Prospective employees are no longer “expecting the unexpected” when it comes to pay transparency, brushing aside previous norms that deemed questions about compensation “unprofessional” during early interview stages.
Over the past few years, numerous U.S. jurisdictions have passed laws in line with this rising tide, such as New York City employers with four or more workers being required as of this past November to include a position’s minimum and maximum annual salary, or hourly wage, in any job posting.
A pair of title insurance and settlement service professionals shared their thoughts with The Title Report. Tayler Tibbitts is vice president and county manager for Fidelity National Title in Idaho. Natalie Robinson is vice president of people and culture for real estate private equity firm Peachtree Group. She also spent six years as human resources director at national title and settlement provider OS National.
Both cite the title industry-specific effects of increased pay transparency and other labor gains and believe some may be key in attracting younger professionals to an aging workforce.
“There’s a been a shift as generationally, the workforce changes,” Robinson said. “The increasingly diverse talent pool has been advocating for more (pay) transparency and a clearer understanding about how this potentially impacts their economic future. In my experience, it’s not just about the pay and range, it’s the total benefits package and what it means for employees and their work-life balance.

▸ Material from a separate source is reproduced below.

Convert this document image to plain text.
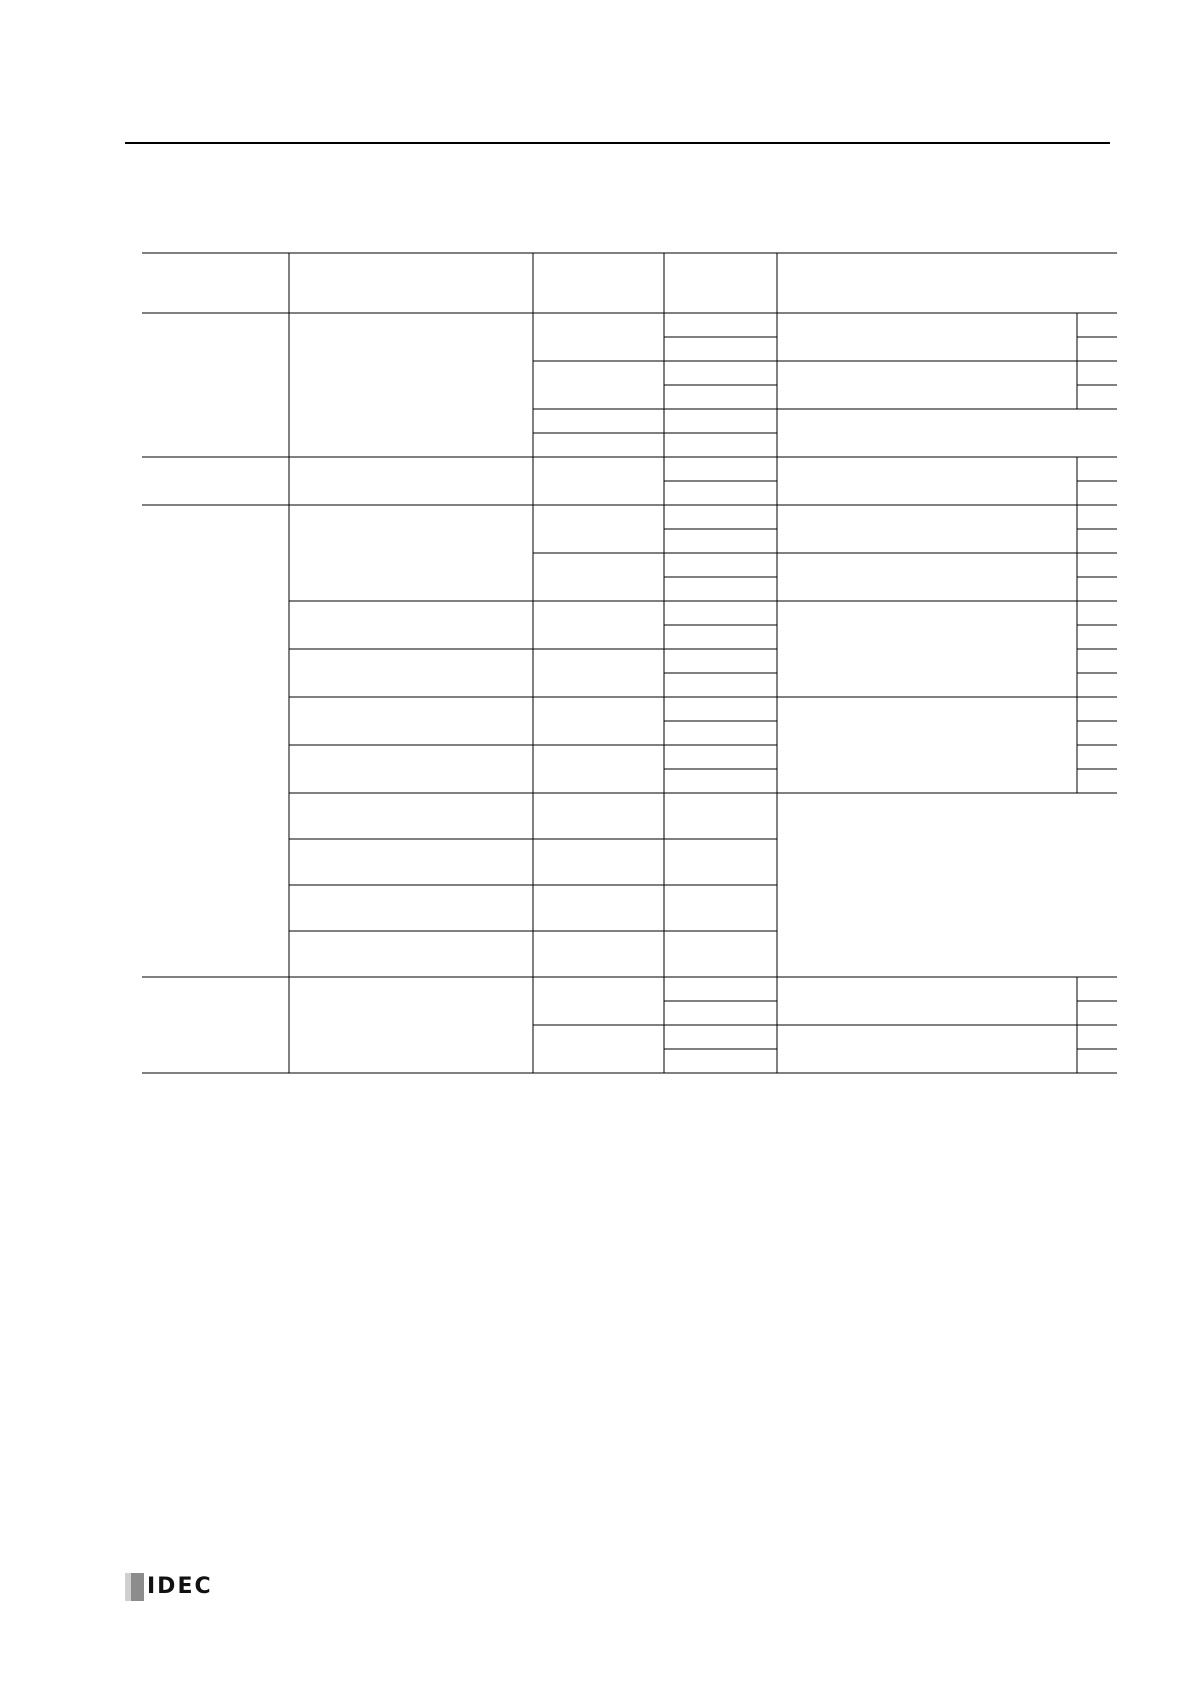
IDEC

“There is also a focus on information about an organization’s DEI commitments and how their company invests back into the local community. Candidates are asking more up-front questions to get an understanding for whether they will be a good fit culturally. Where historically, there has been a stigma around asking these questions at the start of the interview process, hiring managers must now be prepared for this increased scrutiny.”

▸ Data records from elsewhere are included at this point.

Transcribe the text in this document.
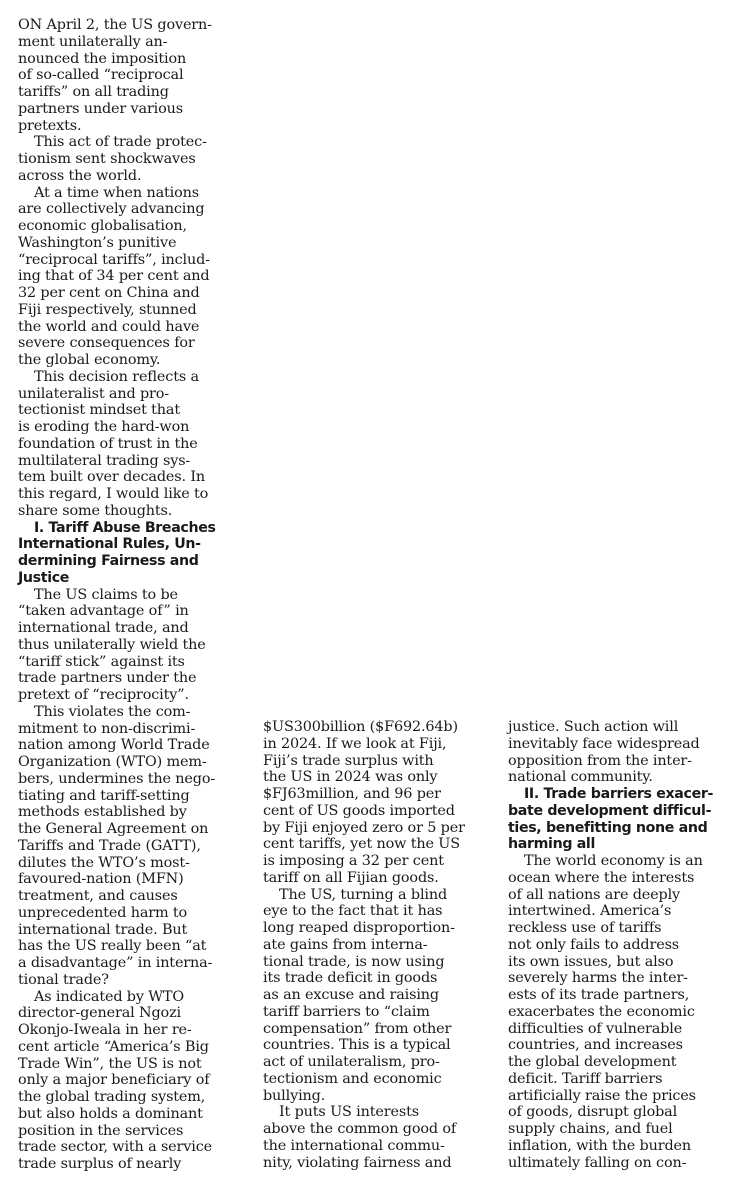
ON April 2, the US govern-
ment unilaterally an-
nounced the imposition
of so-called “reciprocal
tariffs” on all trading
partners under various
pretexts.
This act of trade protec-
tionism sent shockwaves
across the world.
At a time when nations
are collectively advancing
economic globalisation,
Washington’s punitive
“reciprocal tariffs”, includ-
ing that of 34 per cent and
32 per cent on China and
Fiji respectively, stunned
the world and could have
severe consequences for
the global economy.
This decision reflects a
unilateralist and pro-
tectionist mindset that
is eroding the hard-won
foundation of trust in the
multilateral trading sys-
tem built over decades. In
this regard, I would like to
share some thoughts.
I. Tariff Abuse Breaches
International Rules, Un-
dermining Fairness and
Justice
The US claims to be
“taken advantage of” in
international trade, and
thus unilaterally wield the
“tariff stick” against its
trade partners under the
pretext of “reciprocity”.
This violates the com-
mitment to non-discrimi-
nation among World Trade
Organization (WTO) mem-
bers, undermines the nego-
tiating and tariff-setting
methods established by
the General Agreement on
Tariffs and Trade (GATT),
dilutes the WTO’s most-
favoured-nation (MFN)
treatment, and causes
unprecedented harm to
international trade. But
has the US really been “at
a disadvantage” in interna-
tional trade?
As indicated by WTO
director-general Ngozi
Okonjo-Iweala in her re-
cent article “America’s Big
Trade Win”, the US is not
only a major beneficiary of
the global trading system,
but also holds a dominant
position in the services
trade sector, with a service
trade surplus of nearly
$US300billion ($F692.64b)
in 2024. If we look at Fiji,
Fiji’s trade surplus with
the US in 2024 was only
$FJ63million, and 96 per
cent of US goods imported
by Fiji enjoyed zero or 5 per
cent tariffs, yet now the US
is imposing a 32 per cent
tariff on all Fijian goods.
The US, turning a blind
eye to the fact that it has
long reaped disproportion-
ate gains from interna-
tional trade, is now using
its trade deficit in goods
as an excuse and raising
tariff barriers to “claim
compensation” from other
countries. This is a typical
act of unilateralism, pro-
tectionism and economic
bullying.
It puts US interests
above the common good of
the international commu-
nity, violating fairness and
justice. Such action will
inevitably face widespread
opposition from the inter-
national community.
II. Trade barriers exacer-
bate development difficul-
ties, benefitting none and
harming all
The world economy is an
ocean where the interests
of all nations are deeply
intertwined. America’s
reckless use of tariffs
not only fails to address
its own issues, but also
severely harms the inter-
ests of its trade partners,
exacerbates the economic
difficulties of vulnerable
countries, and increases
the global development
deficit. Tariff barriers
artificially raise the prices
of goods, disrupt global
supply chains, and fuel
inflation, with the burden
ultimately falling on con-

California has long-standing requirements for businesses to disclose pay scales if that information is requested. However, as of Jan. 1, employers with 15 or more workers, with at least one residing in the state, must include the pay scale for a position in any job posting, including positions posted by third parties.
“Pay transparency has definitely become more of an acknowledged concern,” Tibbitts said. “It’s out in the open a little bit more. Not so much in our industry yet but in a big way for tech and other areas. In my perspective, it’s the nature of a competitive economy. Labor has been a limited resource for a while, especially because of the pandemic, and employers are trying to respond accordingly.”

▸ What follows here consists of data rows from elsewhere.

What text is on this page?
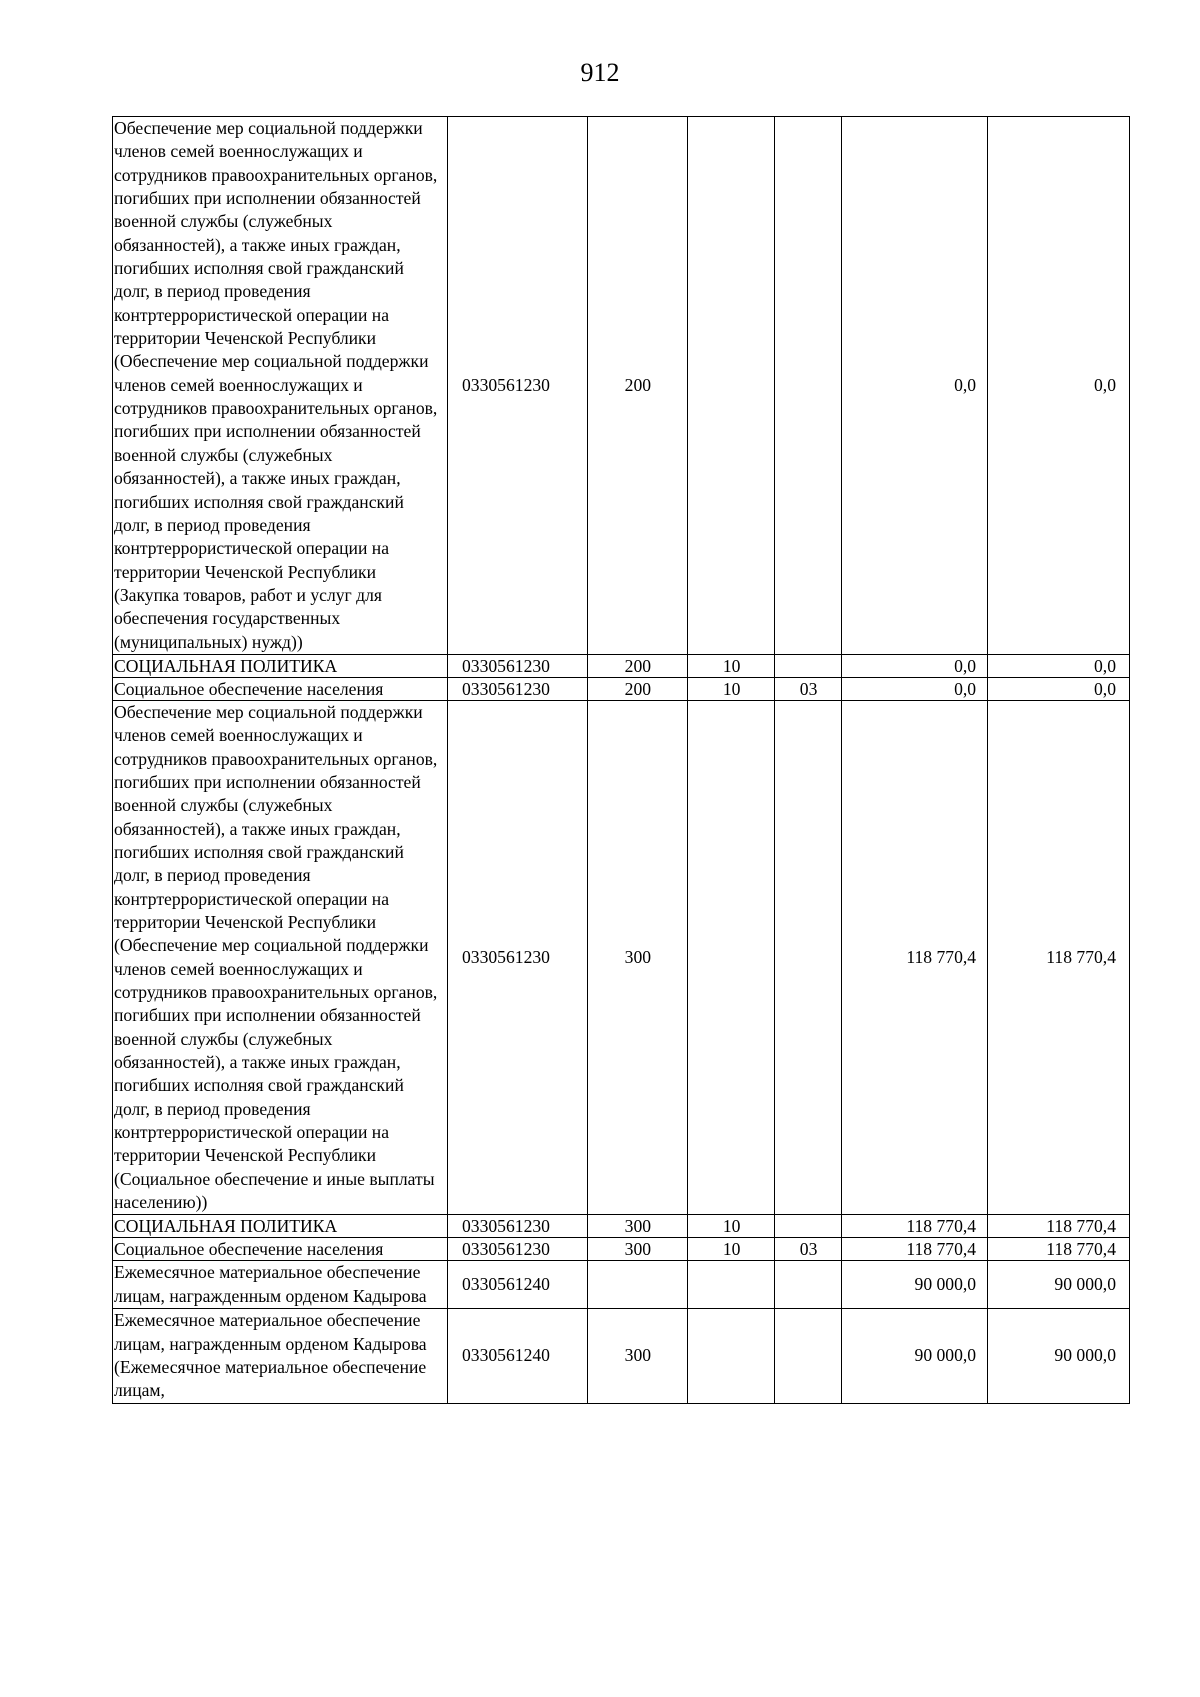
912
Обеспечение мер социальной поддержки членов семей военнослужащих и сотрудников правоохранительных органов, погибших при исполнении обязанностей военной службы (служебных обязанностей), а также иных граждан, погибших исполняя свой гражданский долг, в период проведения контртеррористической операции на территории Чеченской Республики (Обеспечение мер социальной поддержки членов семей военнослужащих и сотрудников правоохранительных органов, погибших при исполнении обязанностей военной службы (служебных обязанностей), а также иных граждан, погибших исполняя свой гражданский долг, в период проведения контртеррористической операции на территории Чеченской Республики (Закупка товаров, работ и услуг для обеспечения государственных (муниципальных) нужд))	0330561230	200			0,0	0,0
СОЦИАЛЬНАЯ ПОЛИТИКА	0330561230	200	10		0,0	0,0
Социальное обеспечение населения	0330561230	200	10	03	0,0	0,0
Обеспечение мер социальной поддержки членов семей военнослужащих и сотрудников правоохранительных органов, погибших при исполнении обязанностей военной службы (служебных обязанностей), а также иных граждан, погибших исполняя свой гражданский долг, в период проведения контртеррористической операции на территории Чеченской Республики (Обеспечение мер социальной поддержки членов семей военнослужащих и сотрудников правоохранительных органов, погибших при исполнении обязанностей военной службы (служебных обязанностей), а также иных граждан, погибших исполняя свой гражданский долг, в период проведения контртеррористической операции на территории Чеченской Республики (Социальное обеспечение и иные выплаты населению))	0330561230	300			118 770,4	118 770,4
СОЦИАЛЬНАЯ ПОЛИТИКА	0330561230	300	10		118 770,4	118 770,4
Социальное обеспечение населения	0330561230	300	10	03	118 770,4	118 770,4
Ежемесячное материальное обеспечение лицам, награжденным орденом Кадырова	0330561240				90 000,0	90 000,0
Ежемесячное материальное обеспечение лицам, награжденным орденом Кадырова (Ежемесячное материальное обеспечение лицам,	0330561240	300			90 000,0	90 000,0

Employers in the state of Washington with 15 or more employees have been required to disclose the minimum wage or salary for a position once a job offer is made, a roughly 4-year-old provision.
Other states that have recently enacted stricter pay transparency requirements include Rhode Island, Nevada, Maryland, and Connecticut. They are joined by local governments in Toledo, Ohio, Cincinnati, Jersey City, N.J., and Westchester County, N.Y.
“In the states where (pay transparency laws) are being introduced, it’s the next evolution of employment laws and practice,” Robinson said.
The proliferation of remote work is adding to employers’ complexities when trying to remain compliant with updated pay transparency requirements. That rings especially true for businesses that recruit across state lines. This means a company posting a job that could be performed remotely from any state must be sure to adhere to transparency regulations across all jurisdictions.
Colorado’s Department of Labor and Employment has specifically cracked down on employers attempting to skirt certain states’ transparency laws by stating that workers from those areas aren’t eligible for remote positions.
“We’re starting to see that a trend of some younger applicants,” Tibbitts said. “It could also be a function of a sort of changing of the guard in the industry but it could be adding to it. The younger generation cares a lot about the transparency and it’s not going to go away. Our industry has to make the adjustment just like the tech industry and others have adjusted.”
Pay transparency updates also come during a time of increased industry attention from federal regulators, and possible broader changes in the employer-employee relationship.
Recent fines handed to Old Republic and Stewart by the New York attorney general for their use of no-poach agreements have come with rumblings of a possible federal ban on non-compete provisions for employees.
“I think every company, down to the local leadership level, has some discretion about whether to continue to use non-competes,” Tibbitts said. “I’m personally not a fan of non-competes, from the employee or employer perspective. If you need to do that to keep someone there, something’s not working right.”
Proponents of outlawing non-competes, including New York Attorney General Letitia James, call the practice harmful and a barrier for employees seeking out higher salaries or better working situations.
“In a well-functioning labor market, employers don’t need no-poach agreements and instead compete by offering higher wages or enhanced benefits to attract the most valuable talent for their needs,” her office recently stated. “These agreements reduce competition for employees and disrupt the normal compensation-setting mechanisms which in turn harm the interests of employees.”
Robinson sees pay transparency as well as increased regulatory scrutiny as a definite shift in the labor market that may be permanent.
“Driving transparency and creating a detailed onboarding training process, which I’ve seen in practice, will be critical to organizations who want to keep pace,” she said. “It will shore up the title industry in diversifying its talent pool, especially at the escrow officer level, and identify candidates needed to build a robust workforce for the long-term.”